Vroeger was alles makkelijker, leuker, beter… dat wordt vaak gezegd, vooral door diegene die dat kunnen weten. Ik weet dat niet; ik ben niet zo oud dat ik het ‘echte vroeger’ heb meegemaakt.
Het echte vroeger, toen je leven (zeker als vrouw) bij je geboorte al min of meer uitgestippeld was; na je niet al te hoge opleiding hoefde je alleen nog maar te bepalen met wie je ging trouwen en hoeveel kinderen je zou nemen (altijd meer dan 1). Werken? Dat deed je niet (en mocht zelfs vaak niet eens tot halverwege de jaren 50). Niet trouwen? Dat maakte je zielig en kon je je ouders niet aandoen. Net als scheiden, dat deed je al helemaal niet. De schande die dat zou opleveren…
Er viel gewoon niet zoveel te kiezen en dat was ergens ook wel makkelijk. Zeker wanneer je het vergelijkt met nu….
Nu is er iets dat de in de filosofie “Negatieve Vrijheid” wordt genoemd: “het ontbreken van externe belemmeringen of obstakels”. (Isaiah Berlin, Two Concepts of Liberty 1958). Jij bepaalt zelf wat je wilt studeren en waar je carrière gaat maken, of je moeder wordt en of je dan blijft werken, Ga je trouwen? Wil je überhaupt wel een partner? Koop je een huis, of huur je? Allemaal belangrijke keuzes. En dan moet je ook nog elke dag kiezen wat je wilt eten, dragen, kijken, doen.
De veelheid aan keuzemogelijkheden bezorgt ons allemaal wel eens kopzorgen. Vooral bij diegenen die door alle keuzes een beetje lamgeslagen worden en alleen nog maar kunnen twijfelen: want welke keuze is goed? Wat wil ik nou eigenlijk echt?

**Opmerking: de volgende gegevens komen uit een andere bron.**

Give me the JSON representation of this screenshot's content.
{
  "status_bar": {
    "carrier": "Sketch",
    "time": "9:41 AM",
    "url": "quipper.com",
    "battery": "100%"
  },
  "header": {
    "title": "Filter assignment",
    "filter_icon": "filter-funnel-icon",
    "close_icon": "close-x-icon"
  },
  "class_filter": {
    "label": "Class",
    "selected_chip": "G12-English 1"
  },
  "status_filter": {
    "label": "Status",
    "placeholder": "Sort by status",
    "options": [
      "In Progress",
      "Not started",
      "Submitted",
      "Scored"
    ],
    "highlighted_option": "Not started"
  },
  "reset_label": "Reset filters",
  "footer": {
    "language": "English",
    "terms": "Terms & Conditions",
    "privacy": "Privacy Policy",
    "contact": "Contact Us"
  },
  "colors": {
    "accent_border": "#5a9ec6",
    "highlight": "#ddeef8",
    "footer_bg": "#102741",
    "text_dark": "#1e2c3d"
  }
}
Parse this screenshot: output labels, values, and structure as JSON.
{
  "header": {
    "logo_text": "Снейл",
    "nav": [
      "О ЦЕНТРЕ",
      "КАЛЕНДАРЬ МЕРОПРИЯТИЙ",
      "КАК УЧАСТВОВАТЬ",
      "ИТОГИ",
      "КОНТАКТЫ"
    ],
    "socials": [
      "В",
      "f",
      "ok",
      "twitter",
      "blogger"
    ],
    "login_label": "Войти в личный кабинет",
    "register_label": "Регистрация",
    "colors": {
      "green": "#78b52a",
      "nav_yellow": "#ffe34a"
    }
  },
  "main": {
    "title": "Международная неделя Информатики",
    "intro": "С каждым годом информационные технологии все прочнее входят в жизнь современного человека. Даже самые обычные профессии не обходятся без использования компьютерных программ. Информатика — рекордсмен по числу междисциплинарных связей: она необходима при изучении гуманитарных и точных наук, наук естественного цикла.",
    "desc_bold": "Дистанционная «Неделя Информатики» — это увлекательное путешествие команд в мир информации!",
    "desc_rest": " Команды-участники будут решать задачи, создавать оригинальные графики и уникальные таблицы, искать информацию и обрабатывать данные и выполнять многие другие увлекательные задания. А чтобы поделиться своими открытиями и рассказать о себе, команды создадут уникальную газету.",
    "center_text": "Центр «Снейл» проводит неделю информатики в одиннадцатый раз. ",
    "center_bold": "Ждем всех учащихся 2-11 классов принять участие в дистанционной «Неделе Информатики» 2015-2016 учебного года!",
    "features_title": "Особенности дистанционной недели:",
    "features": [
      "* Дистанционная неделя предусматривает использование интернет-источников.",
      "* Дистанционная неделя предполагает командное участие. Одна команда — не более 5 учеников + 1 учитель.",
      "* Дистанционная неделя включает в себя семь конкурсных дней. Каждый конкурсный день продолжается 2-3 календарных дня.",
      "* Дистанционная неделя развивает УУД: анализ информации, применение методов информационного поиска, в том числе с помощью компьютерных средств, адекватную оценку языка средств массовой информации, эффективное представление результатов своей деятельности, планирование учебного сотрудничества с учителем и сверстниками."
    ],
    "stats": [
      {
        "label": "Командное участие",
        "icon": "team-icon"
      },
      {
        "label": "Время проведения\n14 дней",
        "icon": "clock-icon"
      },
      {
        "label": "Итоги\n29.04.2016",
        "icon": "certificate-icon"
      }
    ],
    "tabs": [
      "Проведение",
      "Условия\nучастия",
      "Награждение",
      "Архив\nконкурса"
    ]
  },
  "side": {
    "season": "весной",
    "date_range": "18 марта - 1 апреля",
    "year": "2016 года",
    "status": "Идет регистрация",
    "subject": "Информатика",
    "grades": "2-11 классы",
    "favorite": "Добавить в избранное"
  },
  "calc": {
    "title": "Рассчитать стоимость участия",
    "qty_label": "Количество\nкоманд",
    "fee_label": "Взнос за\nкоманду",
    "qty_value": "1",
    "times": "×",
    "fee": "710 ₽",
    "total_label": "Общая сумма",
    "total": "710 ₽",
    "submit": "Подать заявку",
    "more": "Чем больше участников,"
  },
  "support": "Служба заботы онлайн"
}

Om makkelijk(er) te kunnen kiezen, aldus Berlin, heb je Positieve Vrijheid nodig: je hebt interne motieven en beweegredenen nodig om te kunnen kiezen wat goed is voor jou.
Een hulpvraag om een beter idee te krijgen bij wat jij echt wilt doen met je leven is: “Stel je voor dat alles wat je zou doen vanaf vandaag gaat lukken, hoe ziet jouw leven er dan over een jaar uit?”
Het antwoord daarop is jouw gewenste doel en daarmee weet je beter welke keuzes je kan maken.